Allahu Teâlâ mümin kullarının doğru olmasını , haddi aşmamızı , günahlarda ısrar etmemizi buyurmaktadır .

Ayeti kerimede :

Emrolunduğun gibi dosdoğru ol! Beraberindeki tevbe edenler de. Aşırı gitmeyin. Çünkü O, yaptıklarınızı görmektedir. (Hud: 112).

Kalpten samimi tevbe ayeti kerimede şöyle bildirilmiştir.

Ey iman edenler! Yürekten samimi bir tevbe ile Allah'a dönün. Umulur ki Rabbiniz sizin kötülüklerinizi örter ve sizi altlarından ırmaklar akan cennetlere koyar. O gün Allah Peygamber'i ve iman edip birlikte olanları rüsvay etmeyecek, utandırmayacak. Nurları önlerinde ve sağlarında koşup parlayacak. Derler ki: "Ey Rabbimiz! Nurumuzu tamamla ve bizi bağışla, şüphesiz ki sen ona şeye kâdirsin." (Tahrim: 8).

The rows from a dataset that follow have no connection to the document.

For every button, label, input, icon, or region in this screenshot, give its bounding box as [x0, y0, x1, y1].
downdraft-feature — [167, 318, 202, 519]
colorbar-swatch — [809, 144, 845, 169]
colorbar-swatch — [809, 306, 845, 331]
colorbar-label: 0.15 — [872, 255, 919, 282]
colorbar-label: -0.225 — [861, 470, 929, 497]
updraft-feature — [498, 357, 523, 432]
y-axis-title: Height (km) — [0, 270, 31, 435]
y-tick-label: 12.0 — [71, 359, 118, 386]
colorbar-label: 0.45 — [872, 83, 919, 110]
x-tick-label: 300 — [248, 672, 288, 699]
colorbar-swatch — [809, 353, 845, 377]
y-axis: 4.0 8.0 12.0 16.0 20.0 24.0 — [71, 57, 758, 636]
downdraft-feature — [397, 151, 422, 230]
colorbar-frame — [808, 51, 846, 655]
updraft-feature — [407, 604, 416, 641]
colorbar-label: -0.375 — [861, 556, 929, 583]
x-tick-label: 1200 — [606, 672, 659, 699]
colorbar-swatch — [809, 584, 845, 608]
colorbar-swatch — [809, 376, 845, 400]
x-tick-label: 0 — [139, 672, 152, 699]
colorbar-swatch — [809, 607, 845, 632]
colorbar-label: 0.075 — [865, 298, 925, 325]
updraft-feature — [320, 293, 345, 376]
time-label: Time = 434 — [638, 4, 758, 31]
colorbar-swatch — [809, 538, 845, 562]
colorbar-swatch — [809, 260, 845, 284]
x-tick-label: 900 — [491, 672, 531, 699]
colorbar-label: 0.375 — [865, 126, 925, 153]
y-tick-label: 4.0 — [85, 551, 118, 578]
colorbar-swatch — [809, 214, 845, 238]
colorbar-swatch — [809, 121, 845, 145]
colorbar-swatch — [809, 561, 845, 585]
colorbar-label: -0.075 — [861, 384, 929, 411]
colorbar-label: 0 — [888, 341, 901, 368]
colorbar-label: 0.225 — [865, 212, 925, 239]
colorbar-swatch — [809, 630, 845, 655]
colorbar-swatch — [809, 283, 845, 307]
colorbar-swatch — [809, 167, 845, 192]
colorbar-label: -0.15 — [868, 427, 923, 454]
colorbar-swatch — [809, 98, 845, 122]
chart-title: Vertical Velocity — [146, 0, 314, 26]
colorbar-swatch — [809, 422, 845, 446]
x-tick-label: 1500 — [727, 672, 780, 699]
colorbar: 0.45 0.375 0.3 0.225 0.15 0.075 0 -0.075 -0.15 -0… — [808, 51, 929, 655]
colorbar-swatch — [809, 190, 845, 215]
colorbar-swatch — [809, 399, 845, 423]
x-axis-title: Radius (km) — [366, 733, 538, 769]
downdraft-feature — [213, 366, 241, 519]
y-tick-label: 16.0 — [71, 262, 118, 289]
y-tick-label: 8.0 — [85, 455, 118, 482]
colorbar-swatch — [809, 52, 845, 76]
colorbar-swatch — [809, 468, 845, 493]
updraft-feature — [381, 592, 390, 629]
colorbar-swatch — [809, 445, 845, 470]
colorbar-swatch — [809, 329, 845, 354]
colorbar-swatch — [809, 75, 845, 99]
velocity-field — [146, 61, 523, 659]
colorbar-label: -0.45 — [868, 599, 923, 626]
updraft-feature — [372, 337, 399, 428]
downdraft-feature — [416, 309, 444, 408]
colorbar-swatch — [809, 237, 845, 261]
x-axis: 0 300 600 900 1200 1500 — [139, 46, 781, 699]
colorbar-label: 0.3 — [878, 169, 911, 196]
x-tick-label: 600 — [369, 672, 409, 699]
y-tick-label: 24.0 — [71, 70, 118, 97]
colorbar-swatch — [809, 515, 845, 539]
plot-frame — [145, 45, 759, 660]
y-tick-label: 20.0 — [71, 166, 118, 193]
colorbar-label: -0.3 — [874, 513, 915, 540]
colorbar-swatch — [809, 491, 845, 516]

Bir daha o günah işlemleriemeye kul azmet edilmelidir. Şeytana ve nefsine uyup günah işleyince hemen tevbe etmelidir. Şeytandan ve nefslerinden gelen tevbe etme vesvesesine kapılmamalıdır. Kul hatasız, günahsız olmaz. Tevbe ve istiğfar ile hem günahlarımızı Allaha karşı itiraf ediyor, hemde bağışlanma diliyoruz. Allah ise bunu seviyor.

Güneşin batıdan doğması kıyamet alametlerindendir. O zaman tevbeler kabul olunmayacaktır. Bu kıyamet alametinin büyüklerinden olup, ne zaman olucağını yine Allahu Teâlâ bilir. Kullar ecel gelmeden, dünyaya dalmadan tevbesinde derece olmalıdır.

Hadisi şerifte:

"Ebu Hüreyre (radıyallahu anh) anlatıyor:" Resûlullah (aleyhissalatu Vesselam) buyurdular ki: "Kim güneş batıdan doğmazdan evvel tevbe ederse Allah tevbesini kabul eder." (Müslim, Zikr 43, (2703).

Sonsuz Tevvab olan Alemlerin Rabbine hamd ve senalar olsun. Allah bizleri zatına yönelenlerden, tevbe ve istiğfar edenlerden eylesin amin.